Md14-3-3s can interact with MdTFL1, and MdFT
To address how Md14-3-3s participate in floral transition, we focused on the floral pathway integrators, TFL1 and FT. In fact, we previously used full-length MdTFL1 protein as a bait protein to conduct yeast two-hybrid screening in apple flower bud cDNA library, and screened the MdGF14a and MdGF14j protein. In addition, MdGF14i and MdGF14d are closely related to MdGF14a and MdGF14j, respectively (Fig. 1), and they exhibited prominent transcriptional responses to sugars and hormones. Therefore, we chose these four genes for further analysis.
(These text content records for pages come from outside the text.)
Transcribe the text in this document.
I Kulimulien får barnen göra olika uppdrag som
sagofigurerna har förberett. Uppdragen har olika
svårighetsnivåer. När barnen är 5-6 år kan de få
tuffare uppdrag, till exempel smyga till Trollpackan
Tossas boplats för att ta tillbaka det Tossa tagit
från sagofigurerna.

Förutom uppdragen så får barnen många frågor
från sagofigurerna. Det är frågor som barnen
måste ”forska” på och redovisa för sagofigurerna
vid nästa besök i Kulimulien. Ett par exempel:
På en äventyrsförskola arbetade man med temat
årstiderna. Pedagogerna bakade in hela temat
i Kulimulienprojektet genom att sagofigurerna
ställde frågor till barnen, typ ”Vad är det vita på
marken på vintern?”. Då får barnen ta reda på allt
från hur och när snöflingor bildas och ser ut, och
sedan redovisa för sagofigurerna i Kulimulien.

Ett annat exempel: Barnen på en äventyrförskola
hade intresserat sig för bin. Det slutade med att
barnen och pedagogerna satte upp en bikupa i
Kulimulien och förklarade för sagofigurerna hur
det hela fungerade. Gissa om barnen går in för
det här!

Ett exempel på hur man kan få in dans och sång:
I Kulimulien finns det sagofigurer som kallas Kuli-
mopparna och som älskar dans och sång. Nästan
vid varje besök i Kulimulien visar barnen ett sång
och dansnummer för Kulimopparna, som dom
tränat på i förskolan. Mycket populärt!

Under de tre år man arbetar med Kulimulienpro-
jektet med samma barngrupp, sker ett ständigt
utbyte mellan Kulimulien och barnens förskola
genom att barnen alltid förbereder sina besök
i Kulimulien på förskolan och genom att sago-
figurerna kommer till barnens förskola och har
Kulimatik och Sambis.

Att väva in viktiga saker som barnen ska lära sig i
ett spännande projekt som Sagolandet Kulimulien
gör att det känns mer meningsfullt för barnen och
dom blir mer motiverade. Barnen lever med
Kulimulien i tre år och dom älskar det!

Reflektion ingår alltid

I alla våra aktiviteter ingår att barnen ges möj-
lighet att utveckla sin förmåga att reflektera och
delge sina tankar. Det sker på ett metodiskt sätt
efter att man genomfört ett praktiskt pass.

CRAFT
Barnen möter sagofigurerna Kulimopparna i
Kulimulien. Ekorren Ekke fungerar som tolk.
Previous studies reported that 14-3-3 protein can interact with TFL1 and FT [11, 35, 36]. In apple, there are two MdTFL1 encoding genes, MdTFL1-1 and MdTFL1-2 [50]. An experiment further confifirmed both MdTFL1 (MdTFL1-1 and MdTFL1-2) proteins can interact with four 14-3-3 isoforms (MdGF14a, MdGF14d, MdGF14i and MdGF14j) using the yeast system (Fig. 7A). Moreover, the 14-3-3 isoforms preference of MdTFL1 can also be comparable with that of MdFT, the four 14-3-3 isoforms also interact with MdFT in yeast two-hybrid assays (Fig. 7A).
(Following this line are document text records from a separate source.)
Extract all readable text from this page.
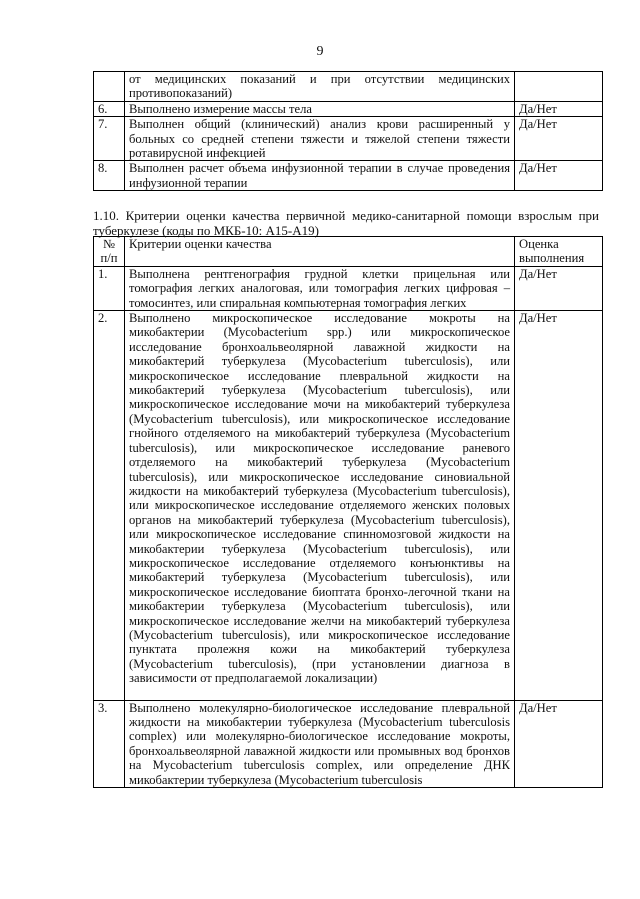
9
	от медицинских показаний и при отсутствии медицинских противопоказаний)	
6.	Выполнено измерение массы тела	Да/Нет
7.	Выполнен общий (клинический) анализ крови расширенный у больных со средней степени тяжести и тяжелой степени тяжести ротавирусной инфекцией	Да/Нет
8.	Выполнен расчет объема инфузионной терапии в случае проведения инфузионной терапии	Да/Нет
1.10. Критерии оценки качества первичной медико-санитарной помощи взрослым при туберкулезе (коды по МКБ-10: A15-A19)
№ п/п	Критерии оценки качества	Оценка выполнения
1.	Выполнена рентгенография грудной клетки прицельная или томография легких аналоговая, или томография легких цифровая – томосинтез, или спиральная компьютерная томография легких	Да/Нет
2.	Выполнено микроскопическое исследование мокроты на микобактерии (Mycobacterium spp.) или микроскопическое исследование бронхоальвеолярной лаважной жидкости на микобактерий туберкулеза (Mycobacterium tuberculosis), или микроскопическое исследование плевральной жидкости на микобактерий туберкулеза (Mycobacterium tuberculosis), или микроскопическое исследование мочи на микобактерий туберкулеза (Mycobacterium tuberculosis), или микроскопическое исследование гнойного отделяемого на микобактерий туберкулеза (Mycobacterium tuberculosis), или микроскопическое исследование раневого отделяемого на микобактерий туберкулеза (Mycobacterium tuberculosis), или микроскопическое исследование синовиальной жидкости на микобактерий туберкулеза (Mycobacterium tuberculosis), или микроскопическое исследование отделяемого женских половых органов на микобактерий туберкулеза (Mycobacterium tuberculosis), или микроскопическое исследование спинномозговой жидкости на микобактерии туберкулеза (Mycobacterium tuberculosis), или микроскопическое исследование отделяемого конъюнктивы на микобактерий туберкулеза (Mycobacterium tuberculosis), или микроскопическое исследование биоптата бронхо-легочной ткани на микобактерии туберкулеза (Mycobacterium tuberculosis), или микроскопическое исследование желчи на микобактерий туберкулеза (Mycobacterium tuberculosis), или микроскопическое исследование пунктата пролежня кожи на микобактерий туберкулеза (Mycobacterium tuberculosis), (при установлении диагноза в зависимости от предполагаемой локализации)	Да/Нет
3.	Выполнено молекулярно-биологическое исследование плевральной жидкости на микобактерии туберкулеза (Mycobacterium tuberculosis complex) или молекулярно-биологическое исследование мокроты, бронхоальвеолярной лаважной жидкости или промывных вод бронхов на Mycobacterium tuberculosis complex, или определение ДНК микобактерии туберкулеза (Mycobacterium tuberculosis	Да/Нет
Also, we used a BiFC assay to determine the interactions between Md14-3-3 proteins and MdTFL1 or MdFT in vivo (Fig. 7, Additional file 7: Figure S3). Different fusion protein combinations containing the expression vectors for MdTFL1-1, MdTFL1-2 and MdFT proteins fused to the pSPYNE and the four Md14-3-3 proteins fused to the pSPYCE were transiently introduced into the Nicotiana benthamiana leaves, yellow fluorescent protein (YFP) fluorescence signals from MdTFL1-1-Md14-3-3s (Fig. 7B), MdTFL1-2-Md14-3-3s (Fig. 7C) and MdFT-Md14-3-3s interactions (Fig. 7D) were detected both in the cytoplasm and nuclear, but mainly in the cytoplasm. Thus, these results clearly showed that Md14-3-3s can interact with MdTFL1 and MdFT in yeast and in plant cells.
Subcellular localization of 14-3-3 proteins
To determine the subcellular localization of Md14-3-3 proteins, we made a fusion construct green fluorescent protein (GFP)-linked Md14-3-3s driven by the cauliflower mosaic virus (CaMV) 35S promoter and analyzed the intracellular localization of the four Md14-3-3s. These constructs were introduced into Nicotiana benthamiana leaves and fluorescent signals were observed in the cytoplasm and nucleus (Fig. 8), consistent with previous studies [11].